My kids love to make snickerdoodles with my mom and they do so nearly every time that they have a chance to visit her.  As a result, my kids have become a bit obsessed with all things "snickerdoodle" - we have tried many variations (snickerdoodles with cinnamon chips, ice cream sandwiches made with snickerdoodles, snickerdoodle muffins, etc.) and my kids can't pass up the word snickerdoodle without pausing to take notice.

This snickerdoodle obsession played out in our favor last month when my son asked if we could make cookies together one afternoon.  I handed over the pile of recipes "to try" and he immediately pulled out this recipe for Snickerdoodle Blondies and our decision was made.

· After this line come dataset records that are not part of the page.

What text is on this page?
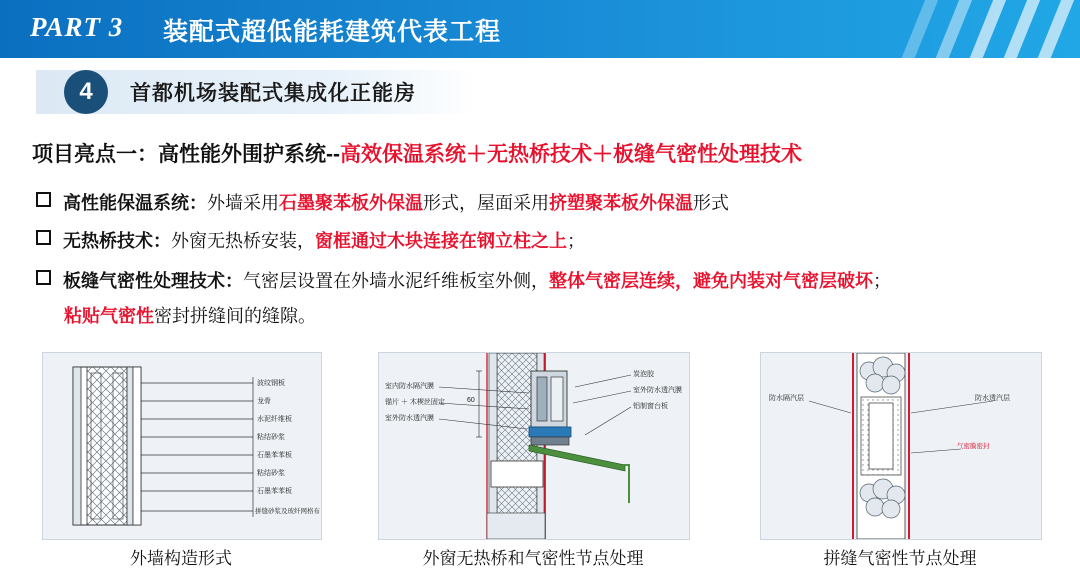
PART 3 装配式超低能耗建筑代表工程
4	首都机场装配式集成化正能房
项目亮点一：高性能外围护系统--高效保温系统＋无热桥技术＋板缝气密性处理技术
高性能保温系统：外墙采用石墨聚苯板外保温形式，屋面采用挤塑聚苯板外保温形式
无热桥技术：外窗无热桥安装，窗框通过木块连接在钢立柱之上；
板缝气密性处理技术：气密层设置在外墙水泥纤维板室外侧，整体气密层连续，避免内装对气密层破坏；
粘贴气密性密封拼缝间的缝隙。
波纹钢板
龙骨
水泥纤维板
粘结砂浆
石墨苯苯板
粘结砂浆
石墨苯苯板
拼缝砂浆及玻纤网格布
外墙构造形式
室内防水隔汽膜
锚片 ＋ 木楔丝固定
室外防水透汽膜
炭泡胶
室外防水透汽膜
铝制窗台板
60
外窗无热桥和气密性节点处理
防水隔汽层	防水透汽层
气密膜密封
拼缝气密性节点处理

While I will say that I don't think that they really tasted all that much like a true snickerdoodle, they were mind-blowing delicious - as in the entire pan was gone in less than 24 hours.  How embarrassing is that?  And that is after I had put most of them in the freezer to get them "out of sight, out of mind".
Seriously, yummmo!

(recipe from Your Homebased Mom)
printable version

2 2/3 cups flour
2 tsp. baking powder
1 tsp. ground cinnamon
¼ tsp. ground nutmeg
½ tsp. cream of tartar
1 tsp. salt
2 cups brown sugar, packed
1 cup butter
2 large eggs
1 Tbs. vanilla
1 cup cinnamon chips

2 Tbs. sugar
1 tsp. cinnamon
pinch of nutmeg

Glaze: (optional)
1 cup powdered sugar, sifted
1 tsp. cinnamon
¼ cup heavy whipping cream
1 tsp. vanilla

Preheat oven to 350 degrees.  Prepare a 9x13-inch pan with parchment paper or nonstick spray.
In a bowl, whisk together the flour, baking powder, cinnamon, nutmeg, cream of tartar and salt; set aside.
In a large bowl, cream together the butter and brown sugar with an electric mixer for 3-5 minutes. Add eggs, one at a time, and then add the vanilla. Keep beating until mixture is smooth.
Stir in flour mixture until well blended. If using cinnamon chips, stir them in now.
The batter will be thick. Spread it evenly into the prepared pan.
Combine the topping ingredients in a small bowl; sprinkle evenly on top of batter.
Bake for 25 to 30 minutes or until surface springs back when gently pressed. Remove from the oven and let the pan cool completely.
If you’re adding the glaze, whisk the glaze ingredients in a medium bowl and drizzle onto the bars in a decorative fashion. Let glaze set before cutting the cookies into bars.